Quali sono i motivi? Detto che sembra certo che Tiago Pinto si sia mosso per provare ad andare in Premier o in Arabia, il manager portoghese ha vissuto male l'arrivo di Lina Souloukou che non è mai stata solo una dirigente amministrativa. Ama il calcio e di quello vuole occuparsi. A 360 gradi. E questo, chiaramente, al netto dei rapporti personali che sono buoni, ha creato una frattura. Rapporti personali buoni anche tra Pinto e Mourinho, ma poi il legame di campo è un'altra cosa. Ed è evidente che Pinto abbia sofferto molto l'importanza (giusta) che viene data a Mou quando si tratta di Dybala o Lukaku mentre a lui vengono imputati i flop di Shomurodov e Vina, tanto per fare un esempio. Carattere spigoloso, difficilmente raggiungibile se non per poche e selezionate persone, Pinto ha risolto il contratto con la Roma accordandosi sulle ultime quattro mensilità di stipendio.
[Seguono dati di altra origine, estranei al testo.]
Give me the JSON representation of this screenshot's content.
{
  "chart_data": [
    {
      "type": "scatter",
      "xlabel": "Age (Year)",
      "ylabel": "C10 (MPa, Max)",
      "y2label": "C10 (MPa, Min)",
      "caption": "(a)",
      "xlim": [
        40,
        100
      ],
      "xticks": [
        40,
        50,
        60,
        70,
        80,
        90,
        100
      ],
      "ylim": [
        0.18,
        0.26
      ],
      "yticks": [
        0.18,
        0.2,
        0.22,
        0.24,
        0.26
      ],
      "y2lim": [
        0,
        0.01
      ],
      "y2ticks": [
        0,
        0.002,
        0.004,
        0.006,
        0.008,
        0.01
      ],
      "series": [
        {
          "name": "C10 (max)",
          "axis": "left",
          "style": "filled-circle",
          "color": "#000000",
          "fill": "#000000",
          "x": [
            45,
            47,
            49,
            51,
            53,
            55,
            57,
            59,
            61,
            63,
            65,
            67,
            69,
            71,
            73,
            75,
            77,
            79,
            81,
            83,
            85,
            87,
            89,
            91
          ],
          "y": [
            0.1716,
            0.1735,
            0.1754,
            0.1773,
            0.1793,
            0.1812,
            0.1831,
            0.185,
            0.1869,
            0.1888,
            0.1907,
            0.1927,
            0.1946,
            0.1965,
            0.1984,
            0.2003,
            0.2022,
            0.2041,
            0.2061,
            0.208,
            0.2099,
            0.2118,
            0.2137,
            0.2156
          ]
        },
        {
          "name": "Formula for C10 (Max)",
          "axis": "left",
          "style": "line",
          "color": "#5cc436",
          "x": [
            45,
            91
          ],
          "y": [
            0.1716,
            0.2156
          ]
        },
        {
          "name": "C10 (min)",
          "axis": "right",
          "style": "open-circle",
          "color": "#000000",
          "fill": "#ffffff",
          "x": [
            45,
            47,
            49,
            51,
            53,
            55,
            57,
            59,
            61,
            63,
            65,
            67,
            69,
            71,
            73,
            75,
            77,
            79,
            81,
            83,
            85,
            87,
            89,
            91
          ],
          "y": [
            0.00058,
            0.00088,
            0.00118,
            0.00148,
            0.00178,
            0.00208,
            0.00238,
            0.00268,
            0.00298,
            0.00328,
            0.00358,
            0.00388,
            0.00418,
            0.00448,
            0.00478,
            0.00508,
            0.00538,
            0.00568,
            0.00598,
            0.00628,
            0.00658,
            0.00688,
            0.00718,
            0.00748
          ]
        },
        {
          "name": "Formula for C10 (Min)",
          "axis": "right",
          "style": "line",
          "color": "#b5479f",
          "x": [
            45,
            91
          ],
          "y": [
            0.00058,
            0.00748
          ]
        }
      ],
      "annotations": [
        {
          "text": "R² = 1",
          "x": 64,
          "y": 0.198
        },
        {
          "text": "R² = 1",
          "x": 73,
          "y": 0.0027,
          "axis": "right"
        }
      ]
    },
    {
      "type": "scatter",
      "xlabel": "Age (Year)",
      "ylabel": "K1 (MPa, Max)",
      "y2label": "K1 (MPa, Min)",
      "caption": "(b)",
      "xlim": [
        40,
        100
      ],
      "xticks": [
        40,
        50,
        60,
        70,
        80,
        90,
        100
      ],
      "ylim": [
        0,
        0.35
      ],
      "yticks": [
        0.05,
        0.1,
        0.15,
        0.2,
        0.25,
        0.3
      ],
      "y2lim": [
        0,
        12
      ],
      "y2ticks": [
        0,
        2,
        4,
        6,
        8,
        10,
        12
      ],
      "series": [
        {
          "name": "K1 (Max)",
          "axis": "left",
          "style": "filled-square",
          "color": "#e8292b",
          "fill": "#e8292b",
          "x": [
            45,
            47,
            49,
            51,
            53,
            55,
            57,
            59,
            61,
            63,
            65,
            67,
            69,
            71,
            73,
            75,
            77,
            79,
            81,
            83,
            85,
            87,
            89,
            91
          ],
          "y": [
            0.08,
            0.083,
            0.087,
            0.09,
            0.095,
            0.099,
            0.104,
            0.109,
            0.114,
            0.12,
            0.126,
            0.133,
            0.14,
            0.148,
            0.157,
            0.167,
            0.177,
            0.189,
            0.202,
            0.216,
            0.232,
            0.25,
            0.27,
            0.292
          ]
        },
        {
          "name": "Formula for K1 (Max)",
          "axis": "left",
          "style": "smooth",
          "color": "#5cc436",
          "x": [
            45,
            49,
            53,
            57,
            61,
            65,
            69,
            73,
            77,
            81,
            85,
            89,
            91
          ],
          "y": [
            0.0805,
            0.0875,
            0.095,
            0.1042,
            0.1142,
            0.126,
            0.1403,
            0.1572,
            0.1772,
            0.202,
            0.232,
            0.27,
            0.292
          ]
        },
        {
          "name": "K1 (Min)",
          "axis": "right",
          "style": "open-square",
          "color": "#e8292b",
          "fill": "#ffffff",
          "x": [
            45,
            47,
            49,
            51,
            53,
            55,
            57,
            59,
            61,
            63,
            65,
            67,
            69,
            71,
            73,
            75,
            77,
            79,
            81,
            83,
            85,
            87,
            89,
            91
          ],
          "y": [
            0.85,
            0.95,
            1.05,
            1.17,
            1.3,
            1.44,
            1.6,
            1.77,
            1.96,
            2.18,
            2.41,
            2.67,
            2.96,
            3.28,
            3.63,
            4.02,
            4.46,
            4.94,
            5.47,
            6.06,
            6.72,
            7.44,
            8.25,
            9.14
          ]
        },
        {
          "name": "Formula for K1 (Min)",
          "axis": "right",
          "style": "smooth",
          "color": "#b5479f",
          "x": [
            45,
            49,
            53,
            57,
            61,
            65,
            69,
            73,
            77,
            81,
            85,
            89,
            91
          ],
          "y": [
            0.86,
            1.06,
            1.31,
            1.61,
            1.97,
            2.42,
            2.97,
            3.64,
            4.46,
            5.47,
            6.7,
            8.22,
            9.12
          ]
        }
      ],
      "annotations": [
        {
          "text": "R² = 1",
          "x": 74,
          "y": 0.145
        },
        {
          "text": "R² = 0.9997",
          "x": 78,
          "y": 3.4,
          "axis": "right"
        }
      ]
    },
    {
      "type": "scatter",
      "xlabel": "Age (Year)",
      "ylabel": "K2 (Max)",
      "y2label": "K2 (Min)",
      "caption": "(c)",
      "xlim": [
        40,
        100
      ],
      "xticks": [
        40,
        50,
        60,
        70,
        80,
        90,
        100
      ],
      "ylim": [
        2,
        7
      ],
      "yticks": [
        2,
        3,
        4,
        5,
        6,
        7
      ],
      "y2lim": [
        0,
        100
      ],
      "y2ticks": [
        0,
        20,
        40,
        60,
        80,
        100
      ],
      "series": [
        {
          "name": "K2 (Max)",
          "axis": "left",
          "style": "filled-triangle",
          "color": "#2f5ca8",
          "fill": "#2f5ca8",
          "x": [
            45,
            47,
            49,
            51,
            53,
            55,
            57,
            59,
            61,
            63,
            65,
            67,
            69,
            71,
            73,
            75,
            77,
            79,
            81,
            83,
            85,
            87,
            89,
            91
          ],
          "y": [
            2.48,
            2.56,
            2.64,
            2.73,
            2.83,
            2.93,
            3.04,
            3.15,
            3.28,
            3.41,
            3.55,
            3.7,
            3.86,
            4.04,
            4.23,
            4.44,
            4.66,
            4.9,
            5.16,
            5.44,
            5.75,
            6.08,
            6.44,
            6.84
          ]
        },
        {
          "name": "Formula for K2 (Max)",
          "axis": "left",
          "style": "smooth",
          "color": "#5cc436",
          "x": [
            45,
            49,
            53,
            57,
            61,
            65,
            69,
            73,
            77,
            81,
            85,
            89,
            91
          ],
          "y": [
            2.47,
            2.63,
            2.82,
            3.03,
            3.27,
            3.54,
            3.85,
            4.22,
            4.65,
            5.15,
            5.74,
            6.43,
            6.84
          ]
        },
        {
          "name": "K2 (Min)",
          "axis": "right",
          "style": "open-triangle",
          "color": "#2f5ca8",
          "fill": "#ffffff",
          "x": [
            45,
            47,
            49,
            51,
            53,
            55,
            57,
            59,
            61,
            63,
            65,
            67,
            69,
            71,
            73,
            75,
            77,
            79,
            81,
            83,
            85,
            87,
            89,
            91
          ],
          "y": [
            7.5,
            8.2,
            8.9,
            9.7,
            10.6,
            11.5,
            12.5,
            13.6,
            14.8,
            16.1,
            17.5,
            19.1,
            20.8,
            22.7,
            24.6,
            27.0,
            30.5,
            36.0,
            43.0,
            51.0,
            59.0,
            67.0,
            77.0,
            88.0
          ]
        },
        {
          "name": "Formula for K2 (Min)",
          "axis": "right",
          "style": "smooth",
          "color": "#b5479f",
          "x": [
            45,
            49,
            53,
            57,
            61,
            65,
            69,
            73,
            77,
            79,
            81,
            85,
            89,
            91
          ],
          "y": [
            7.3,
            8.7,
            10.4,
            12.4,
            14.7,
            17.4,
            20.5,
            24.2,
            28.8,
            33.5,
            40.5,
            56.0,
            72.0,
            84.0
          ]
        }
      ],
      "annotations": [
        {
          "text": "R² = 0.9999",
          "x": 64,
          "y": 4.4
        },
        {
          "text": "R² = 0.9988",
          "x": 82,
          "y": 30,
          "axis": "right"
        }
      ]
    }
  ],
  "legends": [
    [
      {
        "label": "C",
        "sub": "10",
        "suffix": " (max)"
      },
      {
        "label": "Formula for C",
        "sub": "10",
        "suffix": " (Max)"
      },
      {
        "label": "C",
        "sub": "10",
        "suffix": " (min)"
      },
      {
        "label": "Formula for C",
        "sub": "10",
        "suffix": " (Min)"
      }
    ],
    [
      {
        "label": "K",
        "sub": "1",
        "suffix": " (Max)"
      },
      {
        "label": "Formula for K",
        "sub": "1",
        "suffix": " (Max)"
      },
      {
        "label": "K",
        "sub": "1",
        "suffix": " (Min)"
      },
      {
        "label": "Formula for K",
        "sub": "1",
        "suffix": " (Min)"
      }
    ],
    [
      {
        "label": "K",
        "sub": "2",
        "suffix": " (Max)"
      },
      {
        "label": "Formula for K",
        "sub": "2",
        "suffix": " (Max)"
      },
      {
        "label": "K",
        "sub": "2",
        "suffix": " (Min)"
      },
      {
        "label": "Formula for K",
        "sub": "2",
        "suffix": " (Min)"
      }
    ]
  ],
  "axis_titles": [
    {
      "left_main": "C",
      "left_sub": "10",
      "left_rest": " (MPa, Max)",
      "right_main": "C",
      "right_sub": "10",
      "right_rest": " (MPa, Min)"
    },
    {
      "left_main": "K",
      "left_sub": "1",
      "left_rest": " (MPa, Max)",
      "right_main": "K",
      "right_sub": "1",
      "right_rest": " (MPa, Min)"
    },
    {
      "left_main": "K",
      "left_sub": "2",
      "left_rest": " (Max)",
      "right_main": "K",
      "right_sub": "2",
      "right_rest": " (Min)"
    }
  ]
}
Ha rivoltato Trigoria come un calzino e di questo gli va dato atto, così come gli va dato atto di essere stato il manager che ha riaperto la bacheca giallorossa. Grazie a Mourinho, ovviamente, e ai suoi giocatori, che oggi ha salutato. Emozionato ma, dicono, anche sollevato. La pressione di Roma lo ha logorato, i tanti nemici che spesso vedeva intorno anche.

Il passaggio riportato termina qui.